“Ogni anno la stessa storia: mi tolgono il lavoro nel giorno più importante dell’anno”. E’ arrabbiatissimo (eufemismo) Pietro Durgali, il titolare de Il Molino, uno dei ristoranti più conosciuti, frequentati e apprezzati di Viterbo. Lui stasera dovrà chiudere cucina e tavoli, e non lavorare. Perché? “La polizia locale mi ha consegnato a mezzogiorno, tra l’altro in ritardo con le 48 ore di prammatica in questi casi, un’ordinanza del Comune che mi impone di chiudere entro le ore 23. Il che, per un ristorante nel giorno di Santa Rosa, equivale a non aprire proprio”, dice Durgali. Già: perché il 3 settembre si sa, si va a cena tardi, perché prima si assiste al Trasporto della Macchina.
Le ragioni di questa imposizione? “Lo spettacolo pirotecnico. I quattro fuochi d’artificio che spareranno per dieci minuti dopo il Trasporto della Macchina. Per così poco sarò costretto a chiudere – prosegue l’imprenditore – ed è il terzo anno consecutivo che succede, alla mia e a un’altra attività di ristorazione della valle. Assurdo. Dicono che è una questione di sicurezza, ma io rispondo: non si può pensare ad un’altra collocazione, a farli in un altro posto? Invece no, forse perché lorsignori possono vederli bene dal giardino di Palazzo dei priori, mentre degustano il buffet… Troppo comodo”.

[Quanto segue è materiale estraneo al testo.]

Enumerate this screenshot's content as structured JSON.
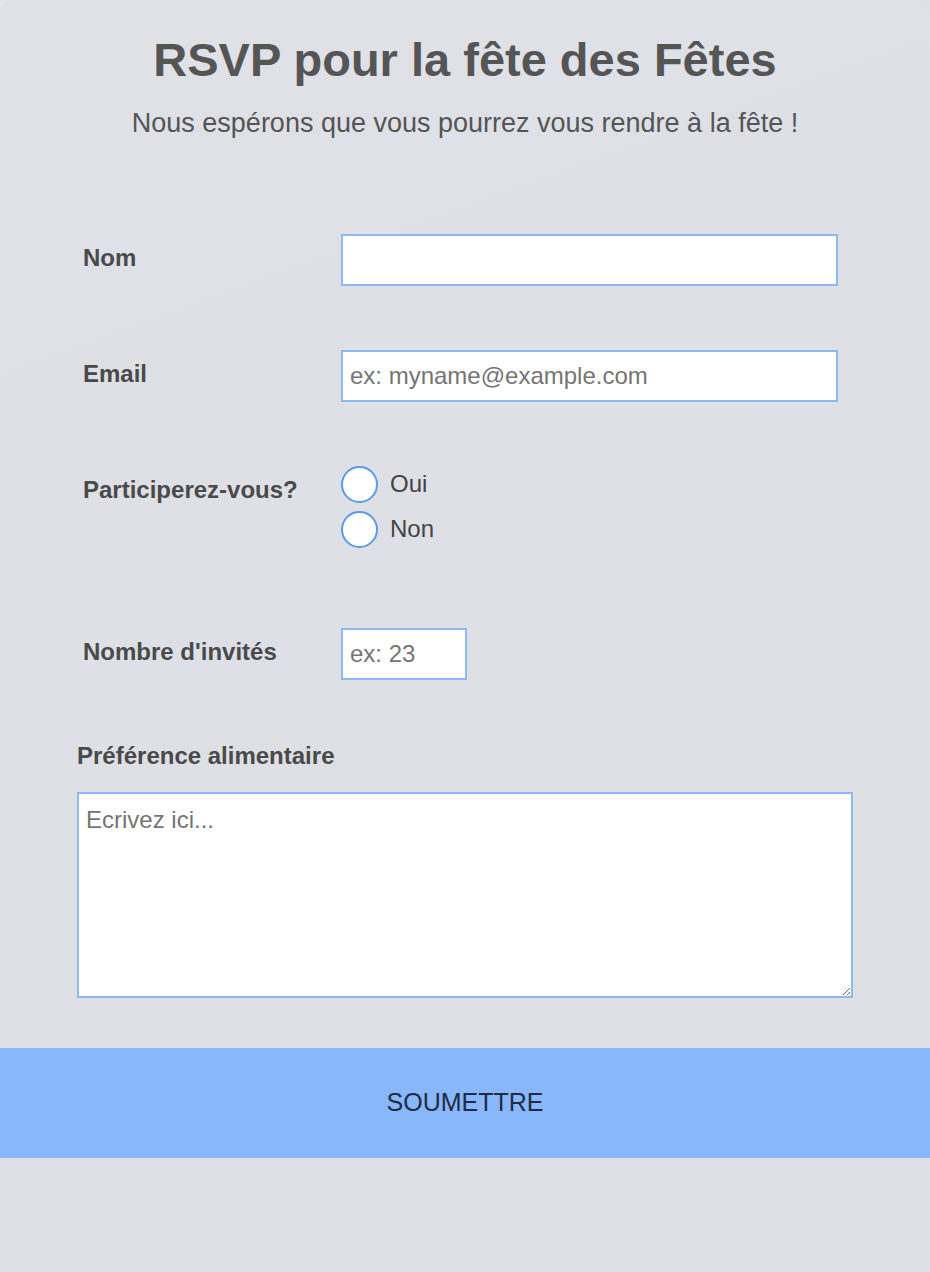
{
  "title": "RSVP pour la fête des Fêtes",
  "subtitle": "Nous espérons que vous pourrez vous rendre à la fête !",
  "form": {
    "fields": [
      {
        "kind": "text",
        "label": "Nom"
      },
      {
        "kind": "email",
        "label": "Email",
        "placeholder": "ex: myname@example.com"
      },
      {
        "kind": "radio",
        "label": "Participerez-vous?",
        "options": [
          {
            "label": "Oui",
            "selected": false
          },
          {
            "label": "Non",
            "selected": false
          }
        ]
      },
      {
        "kind": "number",
        "label": "Nombre d'invités",
        "placeholder": "ex: 23"
      },
      {
        "kind": "textarea",
        "label": "Préférence alimentaire",
        "placeholder": "Ecrivez ici..."
      }
    ]
  },
  "buttons": [
    "SOUMETTRE"
  ]
}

Per Durgali invece è un danno economico consistente. “Ovvio. Perché questa è la sera in cui si lavora di più in tutto l’anno. Invece ho dovuto rispedire al mittente le prenotazioni che avevo ricevuto. Tante, tantissime, anche da fuori Viterbo: clienti affezionati che provengono da altre regioni. Sono stato corretto e ho spiegato loro questa situazione assurda, loro hanno sono stati comprensivi, ma mi domando: che figura ci fa l’amministrazione? La quale, tra l’altro, ancora mi deve pagare una cena istituzionale di due anni fa, quando venne una delegazione russa in visita: la Provincia, allora presieduta da Meroi, ha saldato regolarmente la sua parte, quella del Comune la sto ancora aspettando…”.
Sarà l’avvocato ad interessarsi della faccenda. Per l’altra invece difficile fare ricorso: bisognerebbe rivolgersi al Tar per impugnare l’ordinanza, con tempi e costi improponibili. Resta soltanto la rabbia di chi avrebbe voluto lavorare per Santa Rosa, offrendo piatti tipici in un’atmosfera famigliare, e che invece è costretto a restare chiuso per ordini superiori.